Nikon don't give third parties their jpg profiles that the camera does so unless you use the nikon software it probably wont look the same as the in camera jpg, sometimes with some cameras you can find something close if you're lucky. But that doesn't mean the jpg colours the camera is giving you are accurate, I bet they are not in fact. So if all your talking about is getting colour that is closer to actual real life colours then the colour checker will do this. Will they be the same as the in camera jpg, I doubt it. Will it make the RAW files look like the in camera jpg, absolutely not. Because the biggest difference isn't the colours but all the other stuff like curves and noise reduction and sharpening etc. that the camera applies when it does a jpg conversion. The nikon software has access to all that info and replicates what the camera did, you will need to create a preset with adjustments made to all those other things to get it to look just like the in camera jpg.

Hope that makes sense.

Yes Graham, thanks for that.

Well we'll see how it works when it comes as I found some money down the back of the sofa (well, in my Quidco account) and have treated myself to a new full x-rite passport. :lol:
 
Well now that I've used it for a while all I can say is - sorry waited so long. All the chatter about a monitor cal aside for a moment this was a great investment. maybe not for every one but with it's LR3 integration I get true to life colors in seconds with no deliberation. Also if I want slightly off to the warmer of cooler side I just use the eye dropper on the landscape or portrait range on the others side from the color checker palette.
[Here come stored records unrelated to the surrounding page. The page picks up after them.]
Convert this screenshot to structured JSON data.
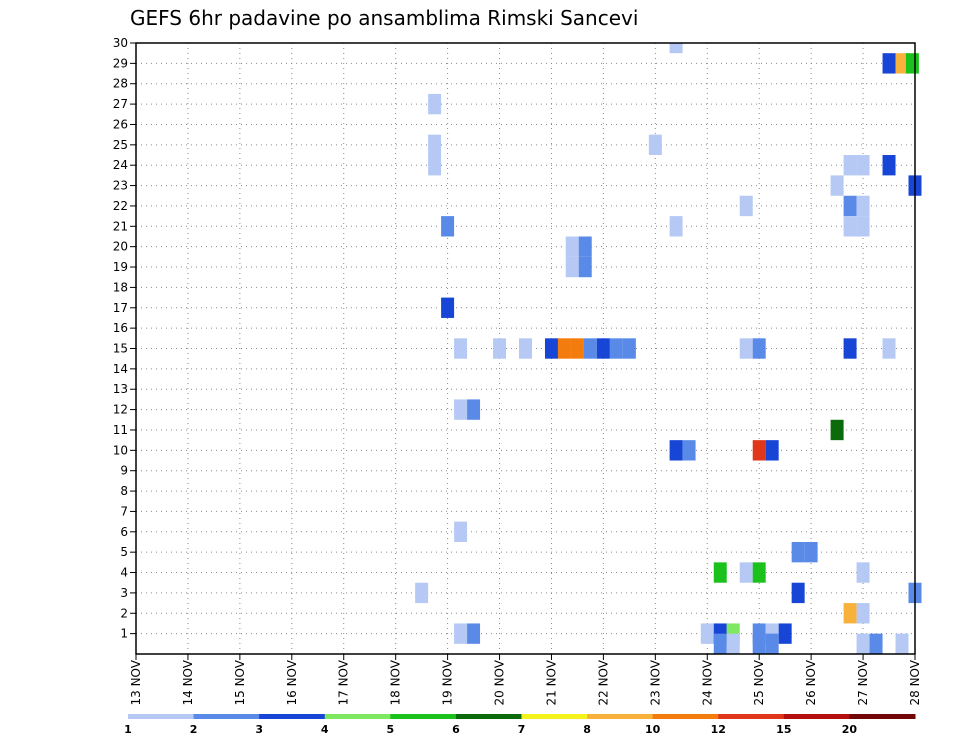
{
  "chart_data": {
    "type": "heatmap",
    "title": "GEFS 6hr padavine po ansamblima Rimski Sancevi",
    "xlabel": "",
    "ylabel": "",
    "x_ticks": [
      "13 NOV",
      "14 NOV",
      "15 NOV",
      "16 NOV",
      "17 NOV",
      "18 NOV",
      "19 NOV",
      "20 NOV",
      "21 NOV",
      "22 NOV",
      "23 NOV",
      "24 NOV",
      "25 NOV",
      "26 NOV",
      "27 NOV",
      "28 NOV"
    ],
    "x_range_days": [
      0,
      15
    ],
    "y_ticks": [
      1,
      2,
      3,
      4,
      5,
      6,
      7,
      8,
      9,
      10,
      11,
      12,
      13,
      14,
      15,
      16,
      17,
      18,
      19,
      20,
      21,
      22,
      23,
      24,
      25,
      26,
      27,
      28,
      29,
      30
    ],
    "y_range": [
      0,
      30
    ],
    "grid": true,
    "legend": {
      "placement": "bottom",
      "levels": [
        1,
        2,
        3,
        4,
        5,
        6,
        7,
        8,
        10,
        12,
        15,
        20
      ],
      "labels": [
        "1",
        "2",
        "3",
        "4",
        "5",
        "6",
        "7",
        "8",
        "10",
        "12",
        "15",
        "20"
      ],
      "colors": [
        "#b5c9f4",
        "#5a8ae8",
        "#1745d6",
        "#7ee860",
        "#1cc21c",
        "#0b6b0b",
        "#f4f41c",
        "#f8b23c",
        "#f47c0c",
        "#e0361a",
        "#b50f0f",
        "#720606"
      ]
    },
    "cells": [
      {
        "t": 10.4,
        "m": 30,
        "c": 0
      },
      {
        "t": 14.5,
        "m": 29,
        "c": 2
      },
      {
        "t": 14.75,
        "m": 29,
        "c": 7
      },
      {
        "t": 14.95,
        "m": 29,
        "c": 4
      },
      {
        "t": 5.75,
        "m": 27,
        "c": 0
      },
      {
        "t": 5.75,
        "m": 25,
        "c": 0
      },
      {
        "t": 10.0,
        "m": 25,
        "c": 0
      },
      {
        "t": 5.75,
        "m": 24,
        "c": 0
      },
      {
        "t": 13.75,
        "m": 24,
        "c": 0
      },
      {
        "t": 14.0,
        "m": 24,
        "c": 0
      },
      {
        "t": 14.5,
        "m": 24,
        "c": 2
      },
      {
        "t": 13.5,
        "m": 23,
        "c": 0
      },
      {
        "t": 15.0,
        "m": 23,
        "c": 2
      },
      {
        "t": 11.75,
        "m": 22,
        "c": 0
      },
      {
        "t": 13.75,
        "m": 22,
        "c": 1
      },
      {
        "t": 14.0,
        "m": 22,
        "c": 0
      },
      {
        "t": 6.0,
        "m": 21,
        "c": 1
      },
      {
        "t": 10.4,
        "m": 21,
        "c": 0
      },
      {
        "t": 13.75,
        "m": 21,
        "c": 0
      },
      {
        "t": 14.0,
        "m": 21,
        "c": 0
      },
      {
        "t": 8.4,
        "m": 20,
        "c": 0
      },
      {
        "t": 8.65,
        "m": 20,
        "c": 1
      },
      {
        "t": 8.4,
        "m": 19,
        "c": 0
      },
      {
        "t": 8.65,
        "m": 19,
        "c": 1
      },
      {
        "t": 6.0,
        "m": 17,
        "c": 2
      },
      {
        "t": 6.25,
        "m": 15,
        "c": 0
      },
      {
        "t": 7.0,
        "m": 15,
        "c": 0
      },
      {
        "t": 7.5,
        "m": 15,
        "c": 0
      },
      {
        "t": 8.0,
        "m": 15,
        "c": 2
      },
      {
        "t": 8.25,
        "m": 15,
        "c": 8
      },
      {
        "t": 8.5,
        "m": 15,
        "c": 8
      },
      {
        "t": 8.75,
        "m": 15,
        "c": 1
      },
      {
        "t": 9.0,
        "m": 15,
        "c": 2
      },
      {
        "t": 9.25,
        "m": 15,
        "c": 1
      },
      {
        "t": 9.5,
        "m": 15,
        "c": 1
      },
      {
        "t": 11.75,
        "m": 15,
        "c": 0
      },
      {
        "t": 12.0,
        "m": 15,
        "c": 1
      },
      {
        "t": 13.75,
        "m": 15,
        "c": 2
      },
      {
        "t": 14.5,
        "m": 15,
        "c": 0
      },
      {
        "t": 6.25,
        "m": 12,
        "c": 0
      },
      {
        "t": 6.5,
        "m": 12,
        "c": 1
      },
      {
        "t": 13.5,
        "m": 11,
        "c": 5
      },
      {
        "t": 10.4,
        "m": 10,
        "c": 2
      },
      {
        "t": 10.65,
        "m": 10,
        "c": 1
      },
      {
        "t": 12.0,
        "m": 10,
        "c": 9
      },
      {
        "t": 12.25,
        "m": 10,
        "c": 2
      },
      {
        "t": 6.25,
        "m": 6,
        "c": 0
      },
      {
        "t": 12.75,
        "m": 5,
        "c": 1
      },
      {
        "t": 13.0,
        "m": 5,
        "c": 1
      },
      {
        "t": 11.25,
        "m": 4,
        "c": 4
      },
      {
        "t": 11.75,
        "m": 4,
        "c": 0
      },
      {
        "t": 12.0,
        "m": 4,
        "c": 4
      },
      {
        "t": 14.0,
        "m": 4,
        "c": 0
      },
      {
        "t": 5.5,
        "m": 3,
        "c": 0
      },
      {
        "t": 12.75,
        "m": 3,
        "c": 2
      },
      {
        "t": 15.0,
        "m": 3,
        "c": 1
      },
      {
        "t": 13.75,
        "m": 2,
        "c": 7
      },
      {
        "t": 14.0,
        "m": 2,
        "c": 0
      },
      {
        "t": 6.25,
        "m": 1,
        "c": 0
      },
      {
        "t": 6.5,
        "m": 1,
        "c": 1
      },
      {
        "t": 11.0,
        "m": 1,
        "c": 0
      },
      {
        "t": 11.25,
        "m": 1,
        "c": 2
      },
      {
        "t": 11.5,
        "m": 1,
        "c": 3
      },
      {
        "t": 12.0,
        "m": 1,
        "c": 1
      },
      {
        "t": 12.25,
        "m": 1,
        "c": 0
      },
      {
        "t": 12.5,
        "m": 1,
        "c": 2
      },
      {
        "t": 11.25,
        "m": 0.5,
        "c": 1
      },
      {
        "t": 11.5,
        "m": 0.5,
        "c": 0
      },
      {
        "t": 12.0,
        "m": 0.5,
        "c": 1
      },
      {
        "t": 12.25,
        "m": 0.5,
        "c": 1
      },
      {
        "t": 14.0,
        "m": 0.5,
        "c": 0
      },
      {
        "t": 14.25,
        "m": 0.5,
        "c": 1
      },
      {
        "t": 14.75,
        "m": 0.5,
        "c": 0
      }
    ]
  }
}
A great tool for the cost. And I now have on order and early await my color munki, also from X-Rite, to calibrate my viewing device. Thanks for all the input, I'll never regret this purchase
 
Shame about X-Rite's customer support. I bought a ColorChecker Passport in September and sent them an email about integrating the software with Capture NX2 - I've had no answer at all.

:thumbsdown:
 
Mine is just a posh WB Card.

I find that even on my calibrated IPS screen it makes skin tones very yellow and can in some cases look worse than the Adobe Standard Profile.

Even when shooting it at perfect exposure in the same scenario as my subjects and keeping detail in every colour. Not overly impressed.

Matt
 
I love mine :) Done as lot of product style photos and it is way better than any of the supplied profiles in LR.

I haven't used it for any portraits yet....
 
Shame about X-Rite's customer support. I bought a ColorChecker Passport in September and sent them an email about integrating the software with Capture NX2 - I've had no answer at all.

:thumbsdown:

I would say this is the exception not the rule. I emailed them about the monki and had a reply same day. Then phoned them a couple times in one day, they were super in my experience.